Syria’s political instability has morphed from political revolt through predictable waves of systemic internal violence and at great human cost. External observers promptly assigned an exclusively ethno-sectarian label to the forms of civil war violence experienced in Syria. They might have learned something from Thucydides.
In Thucydides’ History fear, honour and profit framed the rationale for the Peloponnesian war. Today, commentators, political scientists and economists argue over whether existential threat, honour or greed is the primary motivator for civil war. Arbitrary distinctions between ‘old’ and ‘new’ civil wars are being made in order to navigate the realities of revolution and civil war, simplifying scenarios to semantics in order to better persuade policy makers.
‘Old’ Cold War-era-style civil wars are deemed to have been motivated by virtue, driven by grievance, politically inspired and shaped by well-defined articulated ideologies of social change, with popular support, often stemming from a breach of the social contract and revolt. ‘Old’ civil wars were usually fought in an organized fashion employing a conventional pattern of symmetric non-conventional systemic violence where protagonists impose unbearable costs on their opponents to ‘win by not losing’. ‘Old’ civil wars were conceived along clear fault lines often constitutional in origin along visible ideological battle frontlines. Conversely, ‘new’ post-Cold War, civil wars are considered to be motivated by vice. ‘New’ resource-based civil wars, are described as criminal enterprises, motivated by predation and profit and often facilitated by ethnic distinction; employing asymmetric non-conventional warfare with limited local support which is, more often than not, coerced. But the reality is different.
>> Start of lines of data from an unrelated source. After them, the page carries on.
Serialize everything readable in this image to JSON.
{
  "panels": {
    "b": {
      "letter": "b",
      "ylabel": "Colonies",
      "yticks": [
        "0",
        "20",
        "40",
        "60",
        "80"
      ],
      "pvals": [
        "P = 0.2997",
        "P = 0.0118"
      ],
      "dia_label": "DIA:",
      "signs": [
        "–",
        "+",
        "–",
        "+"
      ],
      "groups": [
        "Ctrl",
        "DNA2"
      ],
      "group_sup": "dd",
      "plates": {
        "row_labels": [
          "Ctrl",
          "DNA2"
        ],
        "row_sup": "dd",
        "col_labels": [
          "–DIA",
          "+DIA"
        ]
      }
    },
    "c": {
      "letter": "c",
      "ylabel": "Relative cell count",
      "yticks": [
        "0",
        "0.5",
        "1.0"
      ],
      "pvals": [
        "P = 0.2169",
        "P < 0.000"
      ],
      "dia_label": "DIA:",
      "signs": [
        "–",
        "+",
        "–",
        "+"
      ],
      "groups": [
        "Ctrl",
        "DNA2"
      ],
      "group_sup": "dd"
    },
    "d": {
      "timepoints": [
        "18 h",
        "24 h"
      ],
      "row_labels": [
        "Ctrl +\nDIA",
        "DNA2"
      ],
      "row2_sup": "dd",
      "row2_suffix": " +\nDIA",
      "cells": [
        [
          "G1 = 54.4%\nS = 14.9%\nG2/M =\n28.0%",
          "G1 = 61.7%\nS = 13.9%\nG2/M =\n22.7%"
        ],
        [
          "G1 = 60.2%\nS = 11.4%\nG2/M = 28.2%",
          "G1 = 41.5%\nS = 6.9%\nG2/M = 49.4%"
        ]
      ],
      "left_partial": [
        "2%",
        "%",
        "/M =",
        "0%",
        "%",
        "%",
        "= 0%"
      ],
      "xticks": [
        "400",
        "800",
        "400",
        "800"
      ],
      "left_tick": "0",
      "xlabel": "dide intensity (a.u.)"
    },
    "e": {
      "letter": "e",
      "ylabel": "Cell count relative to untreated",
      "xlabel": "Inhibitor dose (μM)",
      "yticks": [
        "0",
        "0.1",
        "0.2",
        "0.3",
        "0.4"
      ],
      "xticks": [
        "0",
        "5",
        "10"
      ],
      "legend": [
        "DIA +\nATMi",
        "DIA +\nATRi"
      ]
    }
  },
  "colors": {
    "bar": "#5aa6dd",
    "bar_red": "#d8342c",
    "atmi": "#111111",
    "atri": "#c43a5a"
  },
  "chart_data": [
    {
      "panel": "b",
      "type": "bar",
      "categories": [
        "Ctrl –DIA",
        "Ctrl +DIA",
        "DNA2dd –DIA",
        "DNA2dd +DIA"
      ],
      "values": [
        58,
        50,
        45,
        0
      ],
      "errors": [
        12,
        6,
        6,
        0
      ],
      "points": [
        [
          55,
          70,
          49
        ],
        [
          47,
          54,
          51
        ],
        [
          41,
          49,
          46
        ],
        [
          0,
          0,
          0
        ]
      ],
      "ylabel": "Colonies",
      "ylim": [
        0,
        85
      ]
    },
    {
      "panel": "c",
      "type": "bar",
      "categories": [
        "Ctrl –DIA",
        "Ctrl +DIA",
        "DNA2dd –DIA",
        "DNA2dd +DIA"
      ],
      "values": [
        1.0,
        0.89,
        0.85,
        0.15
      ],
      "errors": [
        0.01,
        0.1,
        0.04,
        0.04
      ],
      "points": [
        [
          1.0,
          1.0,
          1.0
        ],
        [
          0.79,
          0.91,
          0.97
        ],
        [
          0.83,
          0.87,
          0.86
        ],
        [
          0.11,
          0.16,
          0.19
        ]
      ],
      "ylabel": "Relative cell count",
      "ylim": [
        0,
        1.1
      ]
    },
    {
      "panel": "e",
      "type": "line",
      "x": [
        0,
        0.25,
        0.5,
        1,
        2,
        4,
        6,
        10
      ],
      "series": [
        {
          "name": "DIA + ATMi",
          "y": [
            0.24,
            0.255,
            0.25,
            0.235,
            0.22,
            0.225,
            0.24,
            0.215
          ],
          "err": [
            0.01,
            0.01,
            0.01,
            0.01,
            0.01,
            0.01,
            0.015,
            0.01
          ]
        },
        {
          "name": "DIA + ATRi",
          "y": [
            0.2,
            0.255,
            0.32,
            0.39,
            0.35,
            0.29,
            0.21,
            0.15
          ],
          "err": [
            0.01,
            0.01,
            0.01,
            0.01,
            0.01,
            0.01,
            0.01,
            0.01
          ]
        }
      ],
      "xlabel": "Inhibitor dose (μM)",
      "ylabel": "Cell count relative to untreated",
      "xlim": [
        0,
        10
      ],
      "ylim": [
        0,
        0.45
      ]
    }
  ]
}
What do we make of Syria’s robust local networks of civil resistance which have sprung up in the form of administrative councils from 2011, adapting an ability to out-administer the incumbent regime, by out-governing the government? Local councils are creating a counter state with a ‘robust’ opposition. A comprehensive understanding of how, why and when opposition groups in civil war engage in civilian governance must have important policy implications for outsiders engaging with Syria. One critical and often overlooked concern is the fate of civilians caught in or attempting to escape the struggle. The creation and institutionalisation of these rule-based administrative and governance arrangements provides valuable insights into the motives of the opposition factions.
Providing shadow governance structures, especially where local councils involve the encouragement of voluntary participation (rather than through recruitment or ‘conscription’) indicates a future capacity to out-administer the incumbent central government. A review of resilient Syrian opposition groups or shadow administrations suggests that the nature of governance as well as the nature of warfare and violence is shaping the strategic logic of civil war transitions as a means of significant social change in the Middle East and North Africa.